As Jessica and her family enter the next leg of the journey, she does so after taking on a role she never expected: advocate.
Jessica said assuming the role of medical marijuana advocate was unusual for her since she’s not a user of the drug.
“But as a mother, you’d do anything for your child,” she said.
Jessica teamed up with Minnesotans for Compassionate Care, a medical marijuana advocacy group that lobbies at the Capitol. She was among a group of parents from the organization who met with Dayton at the governor’s mansion, where they urged him to reverse his opposition to medical marijuana in Minnesota.
Hauser made headlines around Minnesota after she reported back from the meeting, saying Dayton suggested she illegally buy marijuana for her son.
The parents’ appeal to Dayton apparently helped the effort gain traction and revived a bill that was thought to be dead earlier in the legislative session.
Lawmakers eventually passed a narrower version of the bill than advocates had sought. While the legislation – later signed by Dayton – will allow patients like Wyatt to receive medical marijuana, it does not open up the treatment to sufferers of chronic pain, a key group that advocates had hoped to include in the law.
“It was bittersweet,” Jessica said of the bill’s passage.
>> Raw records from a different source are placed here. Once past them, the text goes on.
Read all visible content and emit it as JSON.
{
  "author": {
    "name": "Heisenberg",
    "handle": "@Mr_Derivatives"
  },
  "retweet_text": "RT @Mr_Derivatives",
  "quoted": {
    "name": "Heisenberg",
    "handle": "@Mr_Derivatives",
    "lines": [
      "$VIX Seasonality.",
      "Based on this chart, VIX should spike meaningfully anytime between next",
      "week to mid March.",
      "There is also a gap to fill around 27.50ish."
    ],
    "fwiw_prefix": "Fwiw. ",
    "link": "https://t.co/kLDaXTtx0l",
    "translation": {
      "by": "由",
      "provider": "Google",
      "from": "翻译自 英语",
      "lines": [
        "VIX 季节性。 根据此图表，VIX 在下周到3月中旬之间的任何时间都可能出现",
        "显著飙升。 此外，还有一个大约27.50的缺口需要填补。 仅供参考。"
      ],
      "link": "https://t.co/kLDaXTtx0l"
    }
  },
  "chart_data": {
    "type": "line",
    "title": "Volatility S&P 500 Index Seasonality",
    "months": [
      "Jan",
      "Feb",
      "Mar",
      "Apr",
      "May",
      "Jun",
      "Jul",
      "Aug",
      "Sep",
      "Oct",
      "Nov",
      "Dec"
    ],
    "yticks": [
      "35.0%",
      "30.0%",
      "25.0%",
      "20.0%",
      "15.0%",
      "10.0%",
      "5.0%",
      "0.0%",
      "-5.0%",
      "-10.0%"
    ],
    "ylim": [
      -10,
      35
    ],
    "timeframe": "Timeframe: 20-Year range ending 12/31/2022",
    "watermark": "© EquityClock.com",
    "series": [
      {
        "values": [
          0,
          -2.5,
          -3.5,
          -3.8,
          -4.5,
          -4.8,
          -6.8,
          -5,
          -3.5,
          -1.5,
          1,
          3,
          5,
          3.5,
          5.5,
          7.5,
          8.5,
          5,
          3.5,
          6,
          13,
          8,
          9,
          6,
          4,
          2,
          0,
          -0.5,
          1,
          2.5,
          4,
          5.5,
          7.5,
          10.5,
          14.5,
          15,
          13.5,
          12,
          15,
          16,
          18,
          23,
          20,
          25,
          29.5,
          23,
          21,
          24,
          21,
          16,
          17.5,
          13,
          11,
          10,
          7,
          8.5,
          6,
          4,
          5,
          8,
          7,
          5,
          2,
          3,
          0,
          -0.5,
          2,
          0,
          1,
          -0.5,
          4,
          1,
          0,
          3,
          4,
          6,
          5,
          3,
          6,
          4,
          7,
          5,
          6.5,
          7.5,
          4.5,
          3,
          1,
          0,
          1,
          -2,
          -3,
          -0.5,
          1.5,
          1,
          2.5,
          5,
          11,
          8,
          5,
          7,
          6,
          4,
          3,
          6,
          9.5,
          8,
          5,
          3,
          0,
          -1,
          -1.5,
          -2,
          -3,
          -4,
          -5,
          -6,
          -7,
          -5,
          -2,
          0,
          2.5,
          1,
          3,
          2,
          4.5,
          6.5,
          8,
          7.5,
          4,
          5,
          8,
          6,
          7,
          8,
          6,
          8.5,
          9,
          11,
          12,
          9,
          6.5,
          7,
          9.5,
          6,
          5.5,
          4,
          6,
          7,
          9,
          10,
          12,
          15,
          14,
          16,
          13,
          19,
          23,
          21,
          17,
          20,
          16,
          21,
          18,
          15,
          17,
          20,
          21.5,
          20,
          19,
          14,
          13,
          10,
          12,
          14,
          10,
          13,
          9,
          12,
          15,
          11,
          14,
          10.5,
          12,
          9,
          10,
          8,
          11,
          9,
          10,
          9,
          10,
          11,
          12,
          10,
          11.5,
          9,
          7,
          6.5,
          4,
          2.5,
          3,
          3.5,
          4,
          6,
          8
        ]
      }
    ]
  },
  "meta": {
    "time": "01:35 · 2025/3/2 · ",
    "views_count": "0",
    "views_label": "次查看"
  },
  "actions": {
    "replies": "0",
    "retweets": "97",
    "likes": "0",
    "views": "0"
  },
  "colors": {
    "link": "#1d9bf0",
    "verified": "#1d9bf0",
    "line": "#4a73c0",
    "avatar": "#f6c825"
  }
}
And while she said she’s disappointed that more patients aren’t covered, she is hopeful that people representing those groups will take the bold steps needed to make their appeals to lawmakers.
“There’s a lot of other risk involved there,” she said, noting that it could mean chronic pain sufferers having to step forward and admit to using marijuana illegally in order to testify that it works for them.
“It will be difficult for other groups to be as vocal.”
Meanwhile, Jessica soldiers on as a passionate advocate in support of Wyatt.
“I’ll be even more passionate if I discover what is (happening in Oregon) is working,” she said.
Wyatt is participating in a program in Oregon called MxBioTech, which Jessica said is uniquely tailored to patients’ needs.
After experiencing the first few days in the program, Jessica said she’s been impressed by the program’s use of the scientific method in administering doses to Wyatt. He receives the medicine as a liquid that’s mixed with coconut oil he takes orally.
She’s also found the program to be immensely educational. Through MxBioTech, Jessica has learned how cannabinoids interact with human physiology and how different people respond to different profiles of the medicine.
“I know way more about cannabis than I do about any other pharmaceutical,” she said.
She’s also learning that it might work. The 75 percent reduction in seizures for Wyatt is encouraging, Jessica said, but noted that the program is far from over.
The question is inescapable: What if it works? The journey would take another turn.
The final results in August will be pivotal, Jessica said.
“Does it work? We’ll know that before we leave,” she said. “It could be a tough position at the end of the month.”